The deal ended an eight-year dispute over the Suncoast Parkway's route through Hillsborough County. And while the price seems high _ at $72,177 an acre, it was almost three times the price paid last year for 49 acres north of Lutz-Lake Fern _ state officials said it was far lower than early projections of as much as $17-million.
"What we settled for was very fair," said Jim Ely, district secretary for Florida's Turnpike.
Acquiring the land was not without some intrigue and controversy.
In 1979, Agia bought 328 acres north of Lutz-Lake Fern Road, west of what is now VillaRosa, and hoped to someday develop the land, said his attorney, Mike Gaines. In 1990, Agia applied to rezone the property for 303 homes.
But at the same time, the developers of Cheval, south of Agia's land, had already worked with the DOT to allow an overpass for the parkway to cut through Cheval. That alignment would point the toll road straight through the center of Agia's land.
Agia was denied the rezoning, but he sued and prevailed in court in 1992. But by that time, Gaines said, the DOT had begun public hearings on the Suncoast Parkway, dooming his client's project before it even started.
"As a practical matter, it didn't help him any at that point to market homes there," Gaines said. "His opportunity to build was shot."
"They didn't tell anybody what they were doing," he added.
But transportation officials and Cheval developers deny any secret deals.
"Nothing that the DOT does is a secret," said Kevin Thibault, production director for Florida's Turnpike district. "We had several meetings, and they had an opportunity to come to them."
Cheval developer and Profundo Inc. president Jim Stackpoole said that Agia had applied for the rezoning several months after construction on the Cheval golf course and one of the home villages had begun.

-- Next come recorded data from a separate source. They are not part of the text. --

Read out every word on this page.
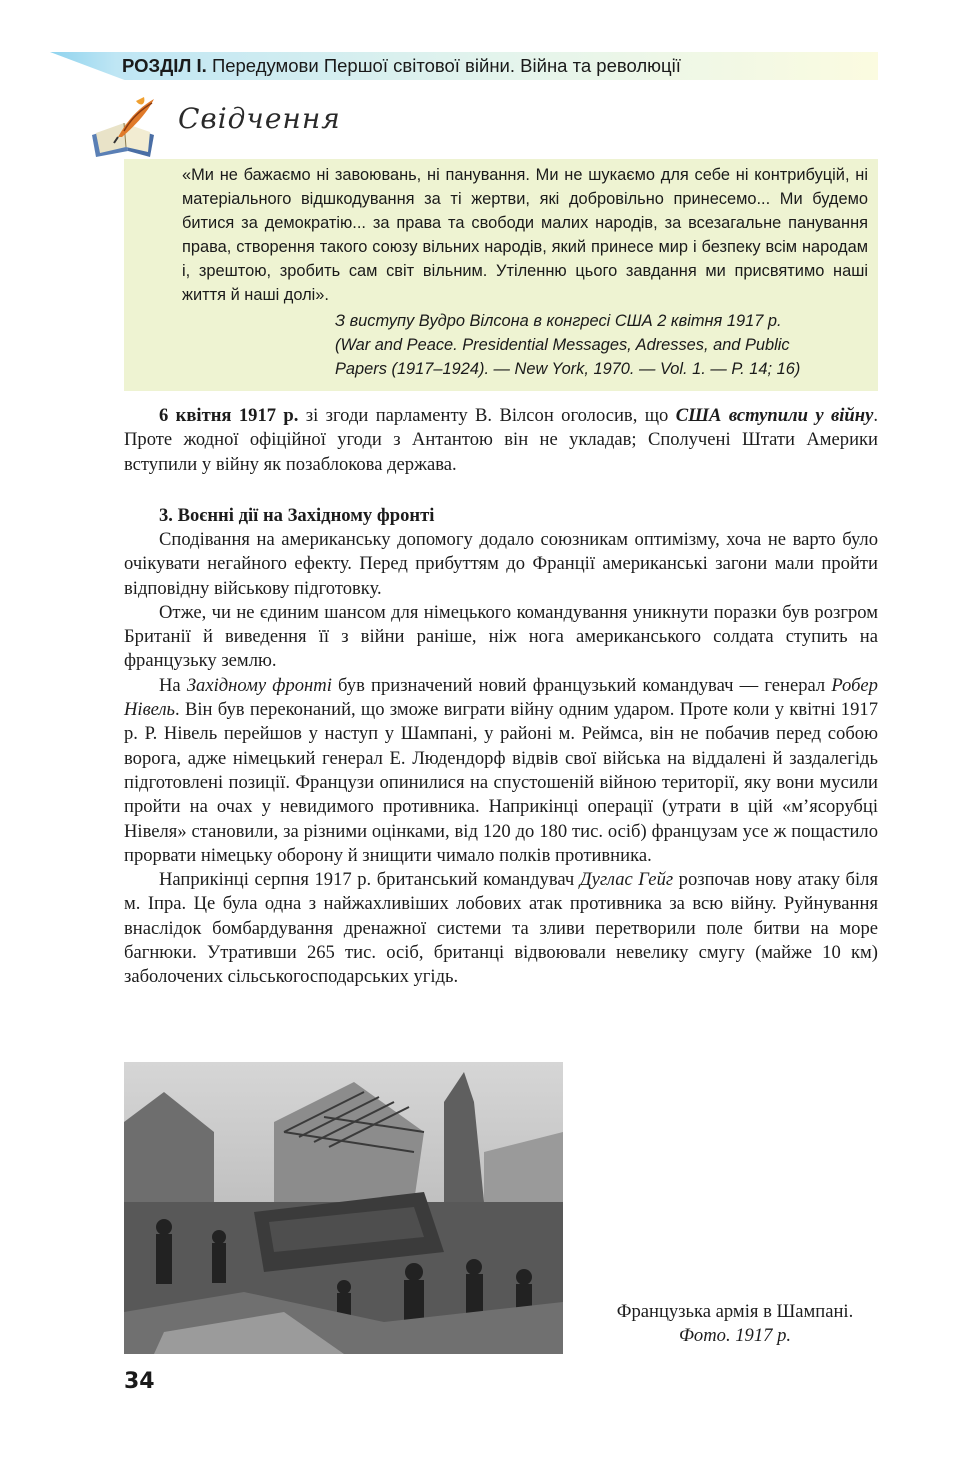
РОЗДІЛ І. Передумови Першої світової війни. Війна та революції
Свідчення
«Ми не бажаємо ні завоювань, ні панування. Ми не шукаємо для себе ні контрибуцій, ні матеріального відшкодування за ті жертви, які добровільно принесемо... Ми будемо битися за демократію... за права та свободи малих народів, за всезагальне панування права, створення такого союзу вільних народів, який принесе мир і безпеку всім народам і, зрештою, зробить сам світ вільним. Утіленню цього завдання ми присвятимо наші життя й наші долі».
З виступу Вудро Вілсона в конгресі США 2 квітня 1917 р.
(War and Peace. Presidential Messages, Adresses, and Public
Papers (1917–1924). — New York, 1970. — Vol. 1. — P. 14; 16)

6 квітня 1917 р. зі згоди парламенту В. Вілсон оголосив, що США вступили у війну. Проте жодної офіційної угоди з Антантою він не укладав; Сполучені Штати Америки вступили у війну як позаблокова держава.

3. Воєнні дії на Західному фронті

Сподівання на американську допомогу додало союзникам оптимізму, хоча не варто було очікувати негайного ефекту. Перед прибуттям до Франції американські загони мали пройти відповідну військову підготовку.

Отже, чи не єдиним шансом для німецького командування уникнути поразки був розгром Британії й виведення її з війни раніше, ніж нога американського солдата ступить на французьку землю.

На Західному фронті був призначений новий французький командувач — генерал Робер Нівель. Він був переконаний, що зможе виграти війну одним ударом. Проте коли у квітні 1917 р. Р. Нівель перейшов у наступ у Шампані, у районі м. Реймса, він не побачив перед собою ворога, адже німецький генерал Е. Людендорф відвів свої війська на віддалені й заздалегідь підготовлені позиції. Французи опинилися на спустошеній війною території, яку вони мусили пройти на очах у невидимого противника. Наприкінці операції (утрати в цій «м’ясорубці Нівеля» становили, за різними оцінками, від 120 до 180 тис. осіб) французам усе ж пощастило прорвати німецьку оборону й знищити чимало полків противника.

Наприкінці серпня 1917 р. британський командувач Дуглас Гейг розпочав нову атаку біля м. Іпра. Це була одна з найжахливіших лобових атак противника за всю війну. Руйнування внаслідок бомбардування дренажної системи та зливи перетворили поле битви на море багнюки. Утративши 265 тис. осіб, британці відвоювали невелику смугу (майже 10 км) заболочених сільськогосподарських угідь.

Французька армія в Шампані.
Фото. 1917 р.
34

Agia also asked the county to change the road's right of way either to the western or eastern portions of his land, which would have destroyed two golf holes and wasted $12-million in infrastructure investments, Stackpoole said.
"He came in almost after the fact," Stackpoole said. "We have records in our files that show that we were already under construction."
Because the western portion of Agia's land is dominated by wetlands, running the Suncoast Parkway through the center of the property was the best alternative, Thibault said.
As required by state law, the DOT also will have to pay $961,000 to Agia's attorneys.
Groundbreaking for the Suncoast Parkway is scheduled for July. Once completed, the road will stretch 42 miles north from the Veterans Expressway near Van Dyke Road through Pasco and Hernando counties.